Viendo el partido sentía que los franceses “pensaban”, dásela a  Mbappé  y que él lo solucione y el 10 no atinaba a ver por donde le salían los defensas  españoles y lo nulificaban; el seleccionado francés intentaba por todos lados, por el lado derecho con Dembelé, por el lado izquierdo con Doué,  y por el centro con Mbappé, y siempre el mismo resultado, nada.

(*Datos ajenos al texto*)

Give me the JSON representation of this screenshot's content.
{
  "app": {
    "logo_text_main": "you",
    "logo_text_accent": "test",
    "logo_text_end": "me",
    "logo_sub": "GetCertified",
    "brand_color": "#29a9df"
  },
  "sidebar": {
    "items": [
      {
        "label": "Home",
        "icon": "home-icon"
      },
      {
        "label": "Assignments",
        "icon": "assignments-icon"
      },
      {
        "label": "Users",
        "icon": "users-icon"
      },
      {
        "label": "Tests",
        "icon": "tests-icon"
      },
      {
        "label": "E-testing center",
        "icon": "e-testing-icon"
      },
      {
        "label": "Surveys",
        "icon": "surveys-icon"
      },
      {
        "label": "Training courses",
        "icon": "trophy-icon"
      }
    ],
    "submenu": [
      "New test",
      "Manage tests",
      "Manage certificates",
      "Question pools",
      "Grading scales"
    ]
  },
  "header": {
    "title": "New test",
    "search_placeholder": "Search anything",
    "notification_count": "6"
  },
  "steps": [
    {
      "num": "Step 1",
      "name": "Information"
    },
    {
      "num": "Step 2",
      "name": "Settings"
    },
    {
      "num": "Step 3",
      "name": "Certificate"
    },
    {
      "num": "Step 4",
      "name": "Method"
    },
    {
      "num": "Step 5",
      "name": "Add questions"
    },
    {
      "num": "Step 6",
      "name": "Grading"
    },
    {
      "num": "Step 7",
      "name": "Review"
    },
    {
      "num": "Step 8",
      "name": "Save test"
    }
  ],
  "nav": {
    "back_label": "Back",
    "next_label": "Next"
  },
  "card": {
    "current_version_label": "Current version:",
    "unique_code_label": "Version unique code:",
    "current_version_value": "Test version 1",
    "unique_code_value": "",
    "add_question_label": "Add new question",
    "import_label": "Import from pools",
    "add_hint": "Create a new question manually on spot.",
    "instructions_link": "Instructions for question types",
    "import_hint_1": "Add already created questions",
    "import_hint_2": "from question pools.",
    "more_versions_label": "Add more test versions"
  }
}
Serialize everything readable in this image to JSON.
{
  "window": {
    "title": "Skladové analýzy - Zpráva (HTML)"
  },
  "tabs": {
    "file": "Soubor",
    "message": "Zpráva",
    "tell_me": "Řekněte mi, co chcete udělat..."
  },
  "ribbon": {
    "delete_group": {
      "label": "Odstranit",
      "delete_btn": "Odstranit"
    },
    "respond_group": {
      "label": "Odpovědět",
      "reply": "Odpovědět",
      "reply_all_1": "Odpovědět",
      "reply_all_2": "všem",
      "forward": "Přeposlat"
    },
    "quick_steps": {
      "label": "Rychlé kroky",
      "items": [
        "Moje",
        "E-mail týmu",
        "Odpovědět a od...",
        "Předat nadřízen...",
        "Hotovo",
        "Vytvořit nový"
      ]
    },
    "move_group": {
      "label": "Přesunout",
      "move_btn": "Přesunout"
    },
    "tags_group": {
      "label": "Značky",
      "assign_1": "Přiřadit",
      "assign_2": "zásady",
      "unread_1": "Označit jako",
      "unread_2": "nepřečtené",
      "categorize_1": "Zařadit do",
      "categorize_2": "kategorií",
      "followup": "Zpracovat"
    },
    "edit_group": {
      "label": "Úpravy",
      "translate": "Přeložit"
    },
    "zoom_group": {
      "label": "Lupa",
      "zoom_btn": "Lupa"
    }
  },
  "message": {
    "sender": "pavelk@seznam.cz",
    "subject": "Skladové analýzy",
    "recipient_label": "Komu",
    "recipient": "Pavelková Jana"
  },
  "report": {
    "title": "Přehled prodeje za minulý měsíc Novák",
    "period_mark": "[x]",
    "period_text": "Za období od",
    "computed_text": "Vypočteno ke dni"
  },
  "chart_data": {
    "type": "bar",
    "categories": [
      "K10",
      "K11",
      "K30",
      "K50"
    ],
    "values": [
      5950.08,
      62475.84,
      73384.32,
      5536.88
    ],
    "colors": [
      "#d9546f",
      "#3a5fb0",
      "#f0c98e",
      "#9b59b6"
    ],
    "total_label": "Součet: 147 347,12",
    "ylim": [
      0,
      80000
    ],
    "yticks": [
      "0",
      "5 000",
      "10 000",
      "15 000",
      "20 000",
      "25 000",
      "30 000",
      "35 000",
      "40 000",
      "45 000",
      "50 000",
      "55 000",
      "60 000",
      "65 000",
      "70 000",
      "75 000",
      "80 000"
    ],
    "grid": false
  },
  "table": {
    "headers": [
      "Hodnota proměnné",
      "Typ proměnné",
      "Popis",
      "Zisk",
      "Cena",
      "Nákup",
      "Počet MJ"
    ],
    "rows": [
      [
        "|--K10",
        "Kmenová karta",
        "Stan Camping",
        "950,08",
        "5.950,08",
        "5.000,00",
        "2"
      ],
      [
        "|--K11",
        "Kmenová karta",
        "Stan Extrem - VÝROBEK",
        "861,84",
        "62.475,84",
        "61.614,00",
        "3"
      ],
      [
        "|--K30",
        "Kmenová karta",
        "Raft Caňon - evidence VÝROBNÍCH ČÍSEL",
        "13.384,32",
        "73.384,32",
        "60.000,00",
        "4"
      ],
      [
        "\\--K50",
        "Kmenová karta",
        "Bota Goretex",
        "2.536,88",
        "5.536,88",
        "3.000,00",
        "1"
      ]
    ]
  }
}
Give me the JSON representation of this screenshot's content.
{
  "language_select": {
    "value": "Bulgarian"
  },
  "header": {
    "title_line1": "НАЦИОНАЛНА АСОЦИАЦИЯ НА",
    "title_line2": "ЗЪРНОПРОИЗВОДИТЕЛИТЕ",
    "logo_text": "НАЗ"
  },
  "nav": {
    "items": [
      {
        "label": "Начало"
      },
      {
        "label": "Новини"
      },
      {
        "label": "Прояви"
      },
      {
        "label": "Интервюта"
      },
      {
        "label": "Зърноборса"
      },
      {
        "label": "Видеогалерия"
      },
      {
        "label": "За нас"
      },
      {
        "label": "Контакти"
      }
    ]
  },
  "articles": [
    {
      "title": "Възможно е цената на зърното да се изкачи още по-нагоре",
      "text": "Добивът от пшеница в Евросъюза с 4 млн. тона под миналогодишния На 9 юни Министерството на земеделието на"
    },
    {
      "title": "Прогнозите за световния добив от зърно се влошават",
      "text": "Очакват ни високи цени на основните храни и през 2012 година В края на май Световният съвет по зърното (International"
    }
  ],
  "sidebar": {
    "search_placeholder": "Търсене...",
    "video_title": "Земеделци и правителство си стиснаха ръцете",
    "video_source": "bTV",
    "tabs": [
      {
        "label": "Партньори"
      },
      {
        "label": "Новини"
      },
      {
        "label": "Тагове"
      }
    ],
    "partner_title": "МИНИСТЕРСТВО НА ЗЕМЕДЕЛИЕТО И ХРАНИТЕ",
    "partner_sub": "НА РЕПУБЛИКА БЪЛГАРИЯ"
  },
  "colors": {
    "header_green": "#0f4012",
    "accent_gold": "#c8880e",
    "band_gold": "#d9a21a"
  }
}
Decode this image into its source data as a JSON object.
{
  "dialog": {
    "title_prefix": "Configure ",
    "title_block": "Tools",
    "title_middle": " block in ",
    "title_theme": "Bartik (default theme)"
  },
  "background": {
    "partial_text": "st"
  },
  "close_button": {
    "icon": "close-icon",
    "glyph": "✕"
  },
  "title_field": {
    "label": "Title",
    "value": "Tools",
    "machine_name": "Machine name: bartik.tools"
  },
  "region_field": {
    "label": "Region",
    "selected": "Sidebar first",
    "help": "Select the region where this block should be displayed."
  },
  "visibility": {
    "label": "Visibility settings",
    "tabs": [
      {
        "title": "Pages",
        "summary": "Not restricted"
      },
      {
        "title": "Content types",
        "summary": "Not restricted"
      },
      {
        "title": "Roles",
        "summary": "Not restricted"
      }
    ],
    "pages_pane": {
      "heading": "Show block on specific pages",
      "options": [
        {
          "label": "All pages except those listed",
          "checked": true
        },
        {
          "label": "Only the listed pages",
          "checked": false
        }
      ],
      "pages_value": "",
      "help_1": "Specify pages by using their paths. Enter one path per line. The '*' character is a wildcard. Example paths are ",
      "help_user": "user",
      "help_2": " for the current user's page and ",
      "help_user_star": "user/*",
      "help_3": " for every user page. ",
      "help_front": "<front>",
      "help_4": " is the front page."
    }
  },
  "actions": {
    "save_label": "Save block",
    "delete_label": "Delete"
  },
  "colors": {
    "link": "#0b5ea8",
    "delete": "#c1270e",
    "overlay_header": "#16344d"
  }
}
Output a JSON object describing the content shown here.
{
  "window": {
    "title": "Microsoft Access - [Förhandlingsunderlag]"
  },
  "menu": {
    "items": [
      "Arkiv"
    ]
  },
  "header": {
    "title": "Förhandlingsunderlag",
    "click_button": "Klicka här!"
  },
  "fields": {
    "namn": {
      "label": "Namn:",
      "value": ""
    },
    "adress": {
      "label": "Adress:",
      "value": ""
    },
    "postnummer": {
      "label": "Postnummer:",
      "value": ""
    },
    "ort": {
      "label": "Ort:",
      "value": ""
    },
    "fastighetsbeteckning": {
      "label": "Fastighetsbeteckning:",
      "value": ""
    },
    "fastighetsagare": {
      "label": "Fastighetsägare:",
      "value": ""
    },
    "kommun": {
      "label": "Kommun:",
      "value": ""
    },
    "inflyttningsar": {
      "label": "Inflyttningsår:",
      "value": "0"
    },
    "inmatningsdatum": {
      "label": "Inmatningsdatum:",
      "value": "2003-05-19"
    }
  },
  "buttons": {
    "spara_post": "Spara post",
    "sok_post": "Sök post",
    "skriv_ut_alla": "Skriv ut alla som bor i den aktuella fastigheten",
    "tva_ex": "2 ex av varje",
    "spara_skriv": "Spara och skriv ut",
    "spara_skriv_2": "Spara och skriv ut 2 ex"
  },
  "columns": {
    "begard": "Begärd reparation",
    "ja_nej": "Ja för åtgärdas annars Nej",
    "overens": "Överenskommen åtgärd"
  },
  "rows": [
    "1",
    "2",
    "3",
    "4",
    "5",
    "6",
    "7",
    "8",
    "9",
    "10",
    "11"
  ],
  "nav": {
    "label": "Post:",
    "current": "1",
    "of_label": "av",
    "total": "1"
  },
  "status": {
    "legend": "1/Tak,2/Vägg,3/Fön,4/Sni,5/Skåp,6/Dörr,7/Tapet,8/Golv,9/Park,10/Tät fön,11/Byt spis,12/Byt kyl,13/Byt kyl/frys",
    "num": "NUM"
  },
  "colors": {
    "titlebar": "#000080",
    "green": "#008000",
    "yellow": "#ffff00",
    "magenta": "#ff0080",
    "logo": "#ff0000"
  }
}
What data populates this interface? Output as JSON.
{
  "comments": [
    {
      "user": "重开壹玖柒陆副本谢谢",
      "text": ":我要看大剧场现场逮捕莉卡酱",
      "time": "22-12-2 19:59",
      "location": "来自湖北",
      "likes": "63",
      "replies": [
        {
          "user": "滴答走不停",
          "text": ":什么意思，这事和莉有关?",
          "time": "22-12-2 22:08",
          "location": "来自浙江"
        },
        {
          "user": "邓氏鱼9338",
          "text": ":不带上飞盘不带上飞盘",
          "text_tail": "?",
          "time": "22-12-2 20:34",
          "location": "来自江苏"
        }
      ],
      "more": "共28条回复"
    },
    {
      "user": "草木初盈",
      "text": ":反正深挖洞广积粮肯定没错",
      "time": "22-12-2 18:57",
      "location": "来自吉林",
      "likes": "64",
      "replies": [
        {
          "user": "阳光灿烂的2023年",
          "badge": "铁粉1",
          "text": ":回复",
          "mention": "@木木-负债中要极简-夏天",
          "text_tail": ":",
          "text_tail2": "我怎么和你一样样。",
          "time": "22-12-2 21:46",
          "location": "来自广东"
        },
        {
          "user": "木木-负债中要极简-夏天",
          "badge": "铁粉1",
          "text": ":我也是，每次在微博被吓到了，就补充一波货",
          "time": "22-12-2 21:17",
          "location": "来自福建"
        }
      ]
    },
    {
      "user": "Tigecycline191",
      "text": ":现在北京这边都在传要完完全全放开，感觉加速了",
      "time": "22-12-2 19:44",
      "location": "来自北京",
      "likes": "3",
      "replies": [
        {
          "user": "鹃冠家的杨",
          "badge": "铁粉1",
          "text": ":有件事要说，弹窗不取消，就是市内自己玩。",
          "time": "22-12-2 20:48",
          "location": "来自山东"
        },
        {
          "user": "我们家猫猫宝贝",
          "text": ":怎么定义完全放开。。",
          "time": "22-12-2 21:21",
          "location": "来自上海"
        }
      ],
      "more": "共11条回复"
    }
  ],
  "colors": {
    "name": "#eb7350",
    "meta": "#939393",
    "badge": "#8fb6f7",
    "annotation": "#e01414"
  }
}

Y el viacrucis inició para Francia muy temprano, cuando el defensor Digne le comete una falta dentro del área francesa a Lamine Yamal, para que el silbante salvadoreño  Iván Barton sancionara la falta co0n tiro penal , que convirtió el delantero Oyarzabal, era apenas el minuto 21… y lo que se vendría después

A partir de ese momento “la sinfonía taurina” de los españoles fue contundente, pases por aquí, pases por acá, adornos, paredes, triangulaciones  y remates a la portería rival sin contundencia, pero si con un control absoluto de “la faena”-

Llegó el segundo gol, que fue la puntilla para el seleccionado francés, aunque la verdadera puntilla era el tercer gol de La Roja, anulado por fuera de juego de Yamal.

Lo que siguió al segundo gol, fue la desesperación francesa, pases equivocados, faltas, sin contundencia  en sus tiros a gol, reclamos entre ellos mismos y la pérdida del espíritu de lucha, hasta que llegó el silbatazo final .

Querida Francia,  Merci de votre participation. Bon voyage.